Tuesday, June 14, 2016: 3:00 PM
F50 (Huntsman Hall)

Author(s): Hannah Neprash

Discussant: David Chan

This projects tests how physicians respond to negative shocks to their daily appointment schedule, employing costly or clinically inappropriate inputs as a substitute for time. To deal with the unobservable differences between patients scheduled for appointments of differing durations, I exploit a natural experiment in which a “flowbuster” patient – one whose observed appointment duration dramatically exceeds scheduled duration – exogenously increases a physician’s private cost of time spent with subsequently scheduled patients.

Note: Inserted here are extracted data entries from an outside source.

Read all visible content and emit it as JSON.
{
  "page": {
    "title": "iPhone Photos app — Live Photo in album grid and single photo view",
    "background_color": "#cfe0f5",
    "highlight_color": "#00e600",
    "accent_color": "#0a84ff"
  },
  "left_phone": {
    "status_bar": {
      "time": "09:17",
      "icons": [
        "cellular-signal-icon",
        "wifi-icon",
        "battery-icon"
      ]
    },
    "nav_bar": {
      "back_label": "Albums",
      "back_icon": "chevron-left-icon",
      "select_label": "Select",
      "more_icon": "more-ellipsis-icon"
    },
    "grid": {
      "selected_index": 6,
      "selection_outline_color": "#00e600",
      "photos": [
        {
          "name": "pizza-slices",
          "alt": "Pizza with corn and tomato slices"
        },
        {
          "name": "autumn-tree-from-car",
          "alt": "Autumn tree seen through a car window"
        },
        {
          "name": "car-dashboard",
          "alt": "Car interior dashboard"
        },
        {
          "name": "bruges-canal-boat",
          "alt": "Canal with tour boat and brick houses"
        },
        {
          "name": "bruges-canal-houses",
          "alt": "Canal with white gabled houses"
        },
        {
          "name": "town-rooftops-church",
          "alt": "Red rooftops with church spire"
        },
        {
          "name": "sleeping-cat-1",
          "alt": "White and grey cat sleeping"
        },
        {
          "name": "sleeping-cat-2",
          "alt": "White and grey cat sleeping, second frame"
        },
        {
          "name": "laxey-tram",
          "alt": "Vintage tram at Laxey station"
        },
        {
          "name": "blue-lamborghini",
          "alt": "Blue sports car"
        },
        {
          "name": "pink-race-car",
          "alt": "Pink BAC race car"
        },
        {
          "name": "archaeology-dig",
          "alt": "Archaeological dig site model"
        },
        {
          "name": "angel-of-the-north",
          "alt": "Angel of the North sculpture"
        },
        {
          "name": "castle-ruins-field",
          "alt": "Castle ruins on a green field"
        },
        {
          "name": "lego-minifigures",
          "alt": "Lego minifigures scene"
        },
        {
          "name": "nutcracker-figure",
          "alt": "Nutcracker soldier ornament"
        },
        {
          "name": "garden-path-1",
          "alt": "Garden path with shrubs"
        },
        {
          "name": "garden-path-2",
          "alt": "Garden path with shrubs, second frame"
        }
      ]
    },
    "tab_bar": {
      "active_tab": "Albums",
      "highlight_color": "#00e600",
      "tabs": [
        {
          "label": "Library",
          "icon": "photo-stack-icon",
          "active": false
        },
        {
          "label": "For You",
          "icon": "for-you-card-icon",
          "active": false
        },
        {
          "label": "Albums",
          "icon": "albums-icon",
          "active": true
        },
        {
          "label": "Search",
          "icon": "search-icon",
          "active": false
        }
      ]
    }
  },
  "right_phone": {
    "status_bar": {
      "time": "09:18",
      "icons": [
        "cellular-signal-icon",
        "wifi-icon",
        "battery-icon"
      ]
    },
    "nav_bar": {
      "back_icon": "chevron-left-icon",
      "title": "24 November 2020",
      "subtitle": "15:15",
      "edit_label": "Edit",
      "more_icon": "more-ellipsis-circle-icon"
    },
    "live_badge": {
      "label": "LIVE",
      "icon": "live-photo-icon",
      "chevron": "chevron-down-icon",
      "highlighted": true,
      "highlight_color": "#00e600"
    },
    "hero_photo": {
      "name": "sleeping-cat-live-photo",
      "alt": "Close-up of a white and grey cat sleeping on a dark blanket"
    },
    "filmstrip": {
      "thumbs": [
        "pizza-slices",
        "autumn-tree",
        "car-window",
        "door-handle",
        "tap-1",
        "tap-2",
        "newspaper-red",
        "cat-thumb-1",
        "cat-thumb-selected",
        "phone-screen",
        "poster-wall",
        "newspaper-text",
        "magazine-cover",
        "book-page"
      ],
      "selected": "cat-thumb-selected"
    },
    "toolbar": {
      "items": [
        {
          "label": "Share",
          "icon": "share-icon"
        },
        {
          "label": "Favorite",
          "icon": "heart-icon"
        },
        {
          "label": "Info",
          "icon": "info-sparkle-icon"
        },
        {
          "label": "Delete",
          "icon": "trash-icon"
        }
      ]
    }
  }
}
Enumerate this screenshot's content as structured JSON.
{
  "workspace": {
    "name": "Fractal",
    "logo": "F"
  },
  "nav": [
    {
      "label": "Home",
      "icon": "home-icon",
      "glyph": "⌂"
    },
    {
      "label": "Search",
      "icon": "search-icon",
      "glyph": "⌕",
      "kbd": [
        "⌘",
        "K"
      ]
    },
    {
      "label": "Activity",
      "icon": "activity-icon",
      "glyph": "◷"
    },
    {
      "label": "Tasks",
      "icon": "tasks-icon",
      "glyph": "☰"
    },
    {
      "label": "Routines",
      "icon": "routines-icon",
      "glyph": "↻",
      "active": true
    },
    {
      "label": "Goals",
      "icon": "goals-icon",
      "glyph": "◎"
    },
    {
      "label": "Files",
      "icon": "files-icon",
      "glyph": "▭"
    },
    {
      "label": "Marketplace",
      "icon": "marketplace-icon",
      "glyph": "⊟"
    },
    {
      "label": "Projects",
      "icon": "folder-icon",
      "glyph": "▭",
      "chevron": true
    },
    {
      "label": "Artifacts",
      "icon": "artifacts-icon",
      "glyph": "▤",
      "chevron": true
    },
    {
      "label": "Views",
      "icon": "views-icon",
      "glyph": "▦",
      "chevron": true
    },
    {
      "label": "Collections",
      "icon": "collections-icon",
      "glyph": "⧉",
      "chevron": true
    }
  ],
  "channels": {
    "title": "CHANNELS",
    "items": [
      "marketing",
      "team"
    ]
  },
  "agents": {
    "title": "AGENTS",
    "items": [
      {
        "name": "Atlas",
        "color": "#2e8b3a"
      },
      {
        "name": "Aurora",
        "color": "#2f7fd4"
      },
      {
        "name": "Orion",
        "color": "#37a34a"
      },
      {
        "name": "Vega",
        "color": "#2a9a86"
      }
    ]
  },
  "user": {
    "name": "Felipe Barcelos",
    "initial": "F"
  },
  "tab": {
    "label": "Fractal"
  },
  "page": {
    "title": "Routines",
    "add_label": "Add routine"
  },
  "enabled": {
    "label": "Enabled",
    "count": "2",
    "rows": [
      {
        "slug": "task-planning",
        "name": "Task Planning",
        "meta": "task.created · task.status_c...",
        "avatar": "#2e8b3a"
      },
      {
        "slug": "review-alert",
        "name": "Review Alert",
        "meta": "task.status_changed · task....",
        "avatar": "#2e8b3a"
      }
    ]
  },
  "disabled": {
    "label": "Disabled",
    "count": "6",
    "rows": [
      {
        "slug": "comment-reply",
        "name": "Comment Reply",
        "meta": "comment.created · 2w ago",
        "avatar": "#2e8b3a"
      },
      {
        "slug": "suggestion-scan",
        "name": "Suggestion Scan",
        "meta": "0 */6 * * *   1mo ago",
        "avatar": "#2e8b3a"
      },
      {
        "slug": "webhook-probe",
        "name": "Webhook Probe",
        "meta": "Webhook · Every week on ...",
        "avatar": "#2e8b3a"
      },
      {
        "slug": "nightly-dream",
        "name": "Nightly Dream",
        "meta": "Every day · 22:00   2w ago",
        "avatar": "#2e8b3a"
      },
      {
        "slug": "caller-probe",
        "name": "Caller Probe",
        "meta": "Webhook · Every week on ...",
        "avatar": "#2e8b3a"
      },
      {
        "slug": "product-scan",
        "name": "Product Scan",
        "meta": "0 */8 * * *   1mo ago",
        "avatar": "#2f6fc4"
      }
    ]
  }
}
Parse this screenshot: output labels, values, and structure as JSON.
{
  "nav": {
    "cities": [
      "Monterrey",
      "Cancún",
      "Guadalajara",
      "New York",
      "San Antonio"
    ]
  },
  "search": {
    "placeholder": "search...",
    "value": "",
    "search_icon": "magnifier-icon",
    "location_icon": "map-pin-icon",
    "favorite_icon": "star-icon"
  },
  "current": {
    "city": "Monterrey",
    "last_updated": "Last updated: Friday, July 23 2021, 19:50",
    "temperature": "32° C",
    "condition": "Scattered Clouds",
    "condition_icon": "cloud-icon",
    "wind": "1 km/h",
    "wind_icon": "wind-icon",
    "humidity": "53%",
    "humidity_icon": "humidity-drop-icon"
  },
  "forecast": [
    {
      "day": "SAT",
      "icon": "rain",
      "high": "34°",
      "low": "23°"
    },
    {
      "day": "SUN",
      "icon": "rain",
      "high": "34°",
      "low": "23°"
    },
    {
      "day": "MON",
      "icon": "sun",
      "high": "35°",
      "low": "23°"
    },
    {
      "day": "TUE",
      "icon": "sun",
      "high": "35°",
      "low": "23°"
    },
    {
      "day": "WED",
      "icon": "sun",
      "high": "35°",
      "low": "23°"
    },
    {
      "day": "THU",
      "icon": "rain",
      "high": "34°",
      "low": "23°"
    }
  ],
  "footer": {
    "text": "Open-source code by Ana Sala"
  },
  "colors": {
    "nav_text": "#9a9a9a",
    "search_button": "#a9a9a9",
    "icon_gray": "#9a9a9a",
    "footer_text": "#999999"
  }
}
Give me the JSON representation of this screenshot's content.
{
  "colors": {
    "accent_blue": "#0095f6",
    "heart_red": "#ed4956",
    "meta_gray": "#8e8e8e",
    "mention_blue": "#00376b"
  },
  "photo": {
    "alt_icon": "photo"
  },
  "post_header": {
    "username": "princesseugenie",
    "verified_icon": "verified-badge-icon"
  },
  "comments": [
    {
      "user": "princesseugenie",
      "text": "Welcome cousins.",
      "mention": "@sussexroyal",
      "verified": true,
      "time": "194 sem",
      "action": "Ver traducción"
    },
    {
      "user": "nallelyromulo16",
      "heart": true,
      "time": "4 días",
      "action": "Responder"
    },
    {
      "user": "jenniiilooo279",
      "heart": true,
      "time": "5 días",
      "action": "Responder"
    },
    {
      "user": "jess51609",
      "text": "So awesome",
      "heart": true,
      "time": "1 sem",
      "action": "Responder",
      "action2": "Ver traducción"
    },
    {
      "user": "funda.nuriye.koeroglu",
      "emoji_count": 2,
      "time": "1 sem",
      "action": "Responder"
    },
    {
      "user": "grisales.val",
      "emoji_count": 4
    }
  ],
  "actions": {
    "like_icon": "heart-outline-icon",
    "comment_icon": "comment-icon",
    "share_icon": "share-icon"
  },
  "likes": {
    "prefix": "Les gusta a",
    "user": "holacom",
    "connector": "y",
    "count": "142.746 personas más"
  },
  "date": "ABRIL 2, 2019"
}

Preliminary results indicate that physicians catch up following a flowbuster patient by significantly shortening the appointments immediately following a schedule disruption. The appointment immediately following a flowbuster is an average of seven minutes shorter than the elapsed time for similar appointments prior to a schedule disruption. Orders for prescription drugs, lab tests, imaging tests, or specialty referrals may substitute or complement time in the physician’s production function. I examine patients with the most common diagnoses and find that, following a schedule disruption, the likelihood of prescription drug orders increases one to three percent among patients with acute respiratory infections (antibiotics) and those reporting back or joint pain (opioids).  Among patients scheduled for a routine check-up, those who see the physician following a schedule disruption receive fewer diagnoses and lab orders, and have a shorter duration to next appointment.

With more than 11 million newly insured individuals and a largely unchanged physician workforce, increased demand for physician services may result in longer workdays and/or shorter appointments. Results of this research will inform expectations regarding spending growth and quality of care provided by office-based physicians.